IMMOBILIER | 3 min. de lecture

L’année 2026 s’annonce comme une année charnière pour le secteur immobilier, à la croisée de réformes techniques déjà actées et d’évolutions fiscales encore suspendues aux arbitrages budgétaires. Diagnostic de performance énergétique, aides à la rénovation, crédit immobilier, fiscalité des bailleurs ou encore frais pour les locataires : les règles du jeu évoluent, parfois de manière significative.

Certaines mesures entreront bel et bien en vigueur dès le 1er janvier 2026, tandis que d’autres restent conditionnées à l’adoption du budget, toujours incertain à l’heure actuelle. Décryptage complet de ce qui attend propriétaires, investisseurs et locataires.

 

Un nouveau calcul du DPE en 2026 : l’électricité enfin réhabilitée

C’est la réforme la plus structurante de ce début d’année 2026. Le mode de calcul du Diagnostic de performance énergétique évolue avec l’abaissement du coefficient de conversion de l’électricité, afin de l’aligner sur les standards européens.

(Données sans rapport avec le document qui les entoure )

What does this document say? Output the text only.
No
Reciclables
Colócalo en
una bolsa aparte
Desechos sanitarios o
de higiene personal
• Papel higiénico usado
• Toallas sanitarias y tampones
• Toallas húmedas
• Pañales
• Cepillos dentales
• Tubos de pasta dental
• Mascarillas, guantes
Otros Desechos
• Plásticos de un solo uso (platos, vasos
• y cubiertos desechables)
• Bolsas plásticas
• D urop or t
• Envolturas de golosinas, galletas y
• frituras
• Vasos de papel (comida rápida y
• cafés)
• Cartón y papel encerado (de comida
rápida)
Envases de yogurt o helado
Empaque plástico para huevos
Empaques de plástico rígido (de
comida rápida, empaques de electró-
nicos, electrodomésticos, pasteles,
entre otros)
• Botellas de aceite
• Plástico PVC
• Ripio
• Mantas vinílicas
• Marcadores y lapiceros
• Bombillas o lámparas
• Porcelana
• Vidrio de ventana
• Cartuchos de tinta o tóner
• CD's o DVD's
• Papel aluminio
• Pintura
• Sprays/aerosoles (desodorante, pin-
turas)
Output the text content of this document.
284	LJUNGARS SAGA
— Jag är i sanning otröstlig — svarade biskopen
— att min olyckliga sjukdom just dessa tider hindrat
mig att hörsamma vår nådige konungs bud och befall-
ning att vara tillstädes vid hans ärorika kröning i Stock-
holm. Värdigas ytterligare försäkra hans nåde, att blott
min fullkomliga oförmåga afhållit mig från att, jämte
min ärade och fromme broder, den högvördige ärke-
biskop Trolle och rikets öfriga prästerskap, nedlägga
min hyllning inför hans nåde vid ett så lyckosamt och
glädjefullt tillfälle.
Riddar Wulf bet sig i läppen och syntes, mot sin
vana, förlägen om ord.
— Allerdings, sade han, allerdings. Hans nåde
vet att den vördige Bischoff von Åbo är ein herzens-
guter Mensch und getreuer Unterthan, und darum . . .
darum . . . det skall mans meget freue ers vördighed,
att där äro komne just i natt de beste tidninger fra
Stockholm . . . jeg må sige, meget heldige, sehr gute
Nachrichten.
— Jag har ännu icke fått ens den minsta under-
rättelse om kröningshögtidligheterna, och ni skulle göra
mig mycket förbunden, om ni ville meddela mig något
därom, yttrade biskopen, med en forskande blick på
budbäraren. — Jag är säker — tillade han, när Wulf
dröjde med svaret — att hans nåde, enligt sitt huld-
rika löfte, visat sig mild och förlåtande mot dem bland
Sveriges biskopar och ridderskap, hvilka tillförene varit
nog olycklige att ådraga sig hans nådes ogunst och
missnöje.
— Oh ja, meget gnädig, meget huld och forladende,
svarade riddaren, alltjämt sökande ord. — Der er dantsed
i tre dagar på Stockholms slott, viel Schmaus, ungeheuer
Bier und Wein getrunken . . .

Un impact immédiat sur les étiquettes énergétiques

Jusqu’à présent, le calcul du DPE pénalisait fortement les logements chauffés à l’électricité. À partir de 2026, à caractéristiques identiques, un logement électrique pourra gagner une ou plusieurs classes énergétiquessans travaux.

Un enjeu majeur pour la valeur immobilière

Cette correction vise à supprimer un biais structurel défavorable à l’électricité, mais ses conséquences sont très concrètes :

  • Meilleure attractivité à la vente

  • Facilitation de la mise en location

  • Possibilité de sortir certains biens du statut de passoire énergétique

  • Impact potentiel sur la fixation ou la renégociation des loyers

Un DPE revalorisé peut modifier la perception du bien… et son prix. Les propriétaires concernés ont tout intérêt à faire actualiser leur diagnostic dès l’entrée en vigueur de la réforme.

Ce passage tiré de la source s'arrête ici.